Bases: megatron.core.models.common.embeddings.rotary_pos_embedding.RotaryEmbedding

Gemma 4 position RoPE embedding.

Computes RoPE embeddings for both local (sliding) and global (full) attention layers. Local layers use full rotary with theta=10000. Global layers use proportional partial rotary (0.25) with theta=1000000.

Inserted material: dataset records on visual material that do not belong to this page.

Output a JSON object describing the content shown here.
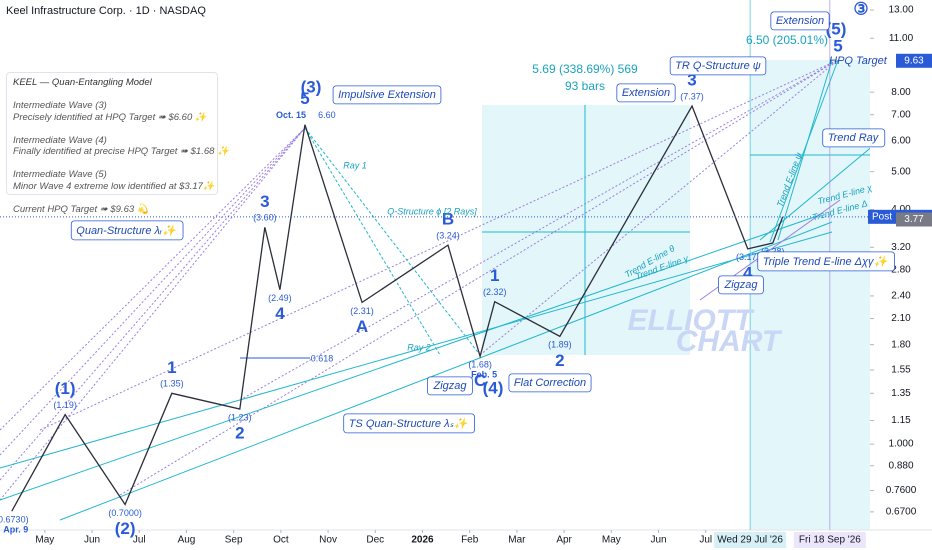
{
  "header": {
    "title": "Keel Infrastructure Corp. · 1D · NASDAQ"
  },
  "info_box": [
    "KEEL — Quan-Entangling Model",
    "Intermediate Wave (3)",
    "Precisely identified at HPQ Target ➠ $6.60 ✨",
    "Intermediate Wave (4)",
    "Finally identified at precise HPQ Target ➠ $1.68 ✨",
    "Intermediate Wave (5)",
    "Minor Wave 4 extreme low identified at $3.17✨",
    "Current HPQ Target ➠ $9.63 💫"
  ],
  "chart_data": {
    "type": "line",
    "log_scale": true,
    "xlim": [
      0.05,
      18.48
    ],
    "xticks": [
      {
        "value": 1,
        "label": "May"
      },
      {
        "value": 2,
        "label": "Jun"
      },
      {
        "value": 3,
        "label": "Jul"
      },
      {
        "value": 4,
        "label": "Aug"
      },
      {
        "value": 5,
        "label": "Sep"
      },
      {
        "value": 6,
        "label": "Oct"
      },
      {
        "value": 7,
        "label": "Nov"
      },
      {
        "value": 8,
        "label": "Dec"
      },
      {
        "value": 9,
        "label": "2026"
      },
      {
        "value": 10,
        "label": "Feb"
      },
      {
        "value": 11,
        "label": "Mar"
      },
      {
        "value": 12,
        "label": "Apr"
      },
      {
        "value": 13,
        "label": "May"
      },
      {
        "value": 14,
        "label": "Jun"
      },
      {
        "value": 15,
        "label": "Jul"
      }
    ],
    "x_markers": [
      {
        "value": 15.94,
        "label": "Wed 29 Jul '26"
      },
      {
        "value": 17.63,
        "label": "Fri 18 Sep '26"
      }
    ],
    "ylim": [
      0.602,
      13.79
    ],
    "yticks": [
      {
        "value": 13,
        "label": "13.00"
      },
      {
        "value": 11,
        "label": "11.00"
      },
      {
        "value": 8,
        "label": "8.00"
      },
      {
        "value": 7,
        "label": "7.00"
      },
      {
        "value": 6,
        "label": "6.00"
      },
      {
        "value": 5,
        "label": "5.00"
      },
      {
        "value": 4,
        "label": "4.00"
      },
      {
        "value": 3.2,
        "label": "3.20"
      },
      {
        "value": 2.8,
        "label": "2.80"
      },
      {
        "value": 2.4,
        "label": "2.40"
      },
      {
        "value": 2.1,
        "label": "2.10"
      },
      {
        "value": 1.8,
        "label": "1.80"
      },
      {
        "value": 1.55,
        "label": "1.55"
      },
      {
        "value": 1.35,
        "label": "1.35"
      },
      {
        "value": 1.15,
        "label": "1.15"
      },
      {
        "value": 1,
        "label": "1.000"
      },
      {
        "value": 0.88,
        "label": "0.880"
      },
      {
        "value": 0.76,
        "label": "0.7600"
      },
      {
        "value": 0.67,
        "label": "0.6700"
      }
    ],
    "series": [
      {
        "color": "#2b2f3a",
        "x": [
          0.3,
          1.43,
          2.7,
          3.69,
          5.13,
          5.66,
          5.98,
          6.51,
          7.72,
          9.54,
          10.22,
          10.53,
          11.91,
          14.71,
          15.89,
          16.42,
          16.63
        ],
        "values": [
          0.673,
          1.19,
          0.7,
          1.35,
          1.23,
          3.6,
          2.49,
          6.6,
          2.31,
          3.24,
          1.68,
          2.32,
          1.89,
          7.37,
          3.17,
          3.28,
          3.83
        ],
        "value_labels": [
          "(0.6730)",
          "(1.19)",
          "(0.7000)",
          "(1.35)",
          "(1.23)",
          "(3.60)",
          "(2.49)",
          "6.60",
          "(2.31)",
          "(3.24)",
          "(1.68)",
          "(2.32)",
          "(1.89)",
          "(7.37)",
          "(3.17)",
          "(3.28)",
          null
        ],
        "wave_labels": [
          null,
          "(1)",
          "(2)",
          "1",
          "2",
          "3",
          "4",
          "5",
          "A",
          "B",
          "C",
          "1",
          "2",
          "3",
          "4",
          null,
          null
        ],
        "date_labels": [
          "Apr. 9",
          null,
          null,
          null,
          null,
          null,
          null,
          "Oct. 15",
          null,
          null,
          "Feb. 5",
          null,
          null,
          null,
          null,
          null,
          null
        ]
      }
    ],
    "price_labels": [
      {
        "value": 9.63,
        "color": "#2a5bd7"
      },
      {
        "label": "Post",
        "value": 3.83,
        "color": "#2a5bd7"
      },
      {
        "value": 3.77,
        "color": "#787b86"
      }
    ],
    "annotations": [
      "(3)",
      "Impulsive Extension",
      "Ray 1",
      "Q-Structure ϕ [2 Rays]",
      "Quan-Structure λᵣ✨",
      "Ray 2",
      "0.618",
      "(4)",
      "Zigzag",
      "Flat Correction",
      "TS Quan-Structure λₛ✨",
      "5.69 (338.69%) 569",
      "93 bars",
      "Extension",
      "TR Q-Structure ψ",
      "6.50 (205.01%)",
      "5",
      "(5)",
      "Extension",
      "③",
      "HPQ Target",
      "Trend Ray",
      "Trend E-line ψ",
      "Trend E-line θ",
      "Trend E-line γ",
      "Trend E-line χ",
      "Trend E-line Δ",
      "Zigzag",
      "Triple Trend E-line Δχγ✨",
      "ELLIOTT",
      "CHART"
    ]
  }
}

HF’s proportional RoPE formula differs from standard partial rotary:

  • Standard: inv_freq = 1/(base^(arange(0, dim, 2) / dim)) where dim = head_dim * percent

  • Proportional: inv_freq = 1/(base^(arange(0, dim, 2) / head_dim)) denominator is full head_dim

This gives slower-decaying frequencies (spread across the full head_dim range).

Initialization

forward(
max_seq_len: int,
offset: int = 0,
packed_seq: bool = False,
cp_group: torch.distributed.ProcessGroup | None = None,
) tuple[torch.Tensor, torch.Tensor]#

Get (local_rope, global_rope) tuple.

Local and global RoPE have different dimensions (e.g. 256 vs 64), so they cannot be stacked into a single tensor.

_forward_cached(
max_seq_len: int,
offset: int = 0,
packed_seq: bool = False,
) tuple[torch.Tensor, torch.Tensor]#

Cached forward for hashable parameters only.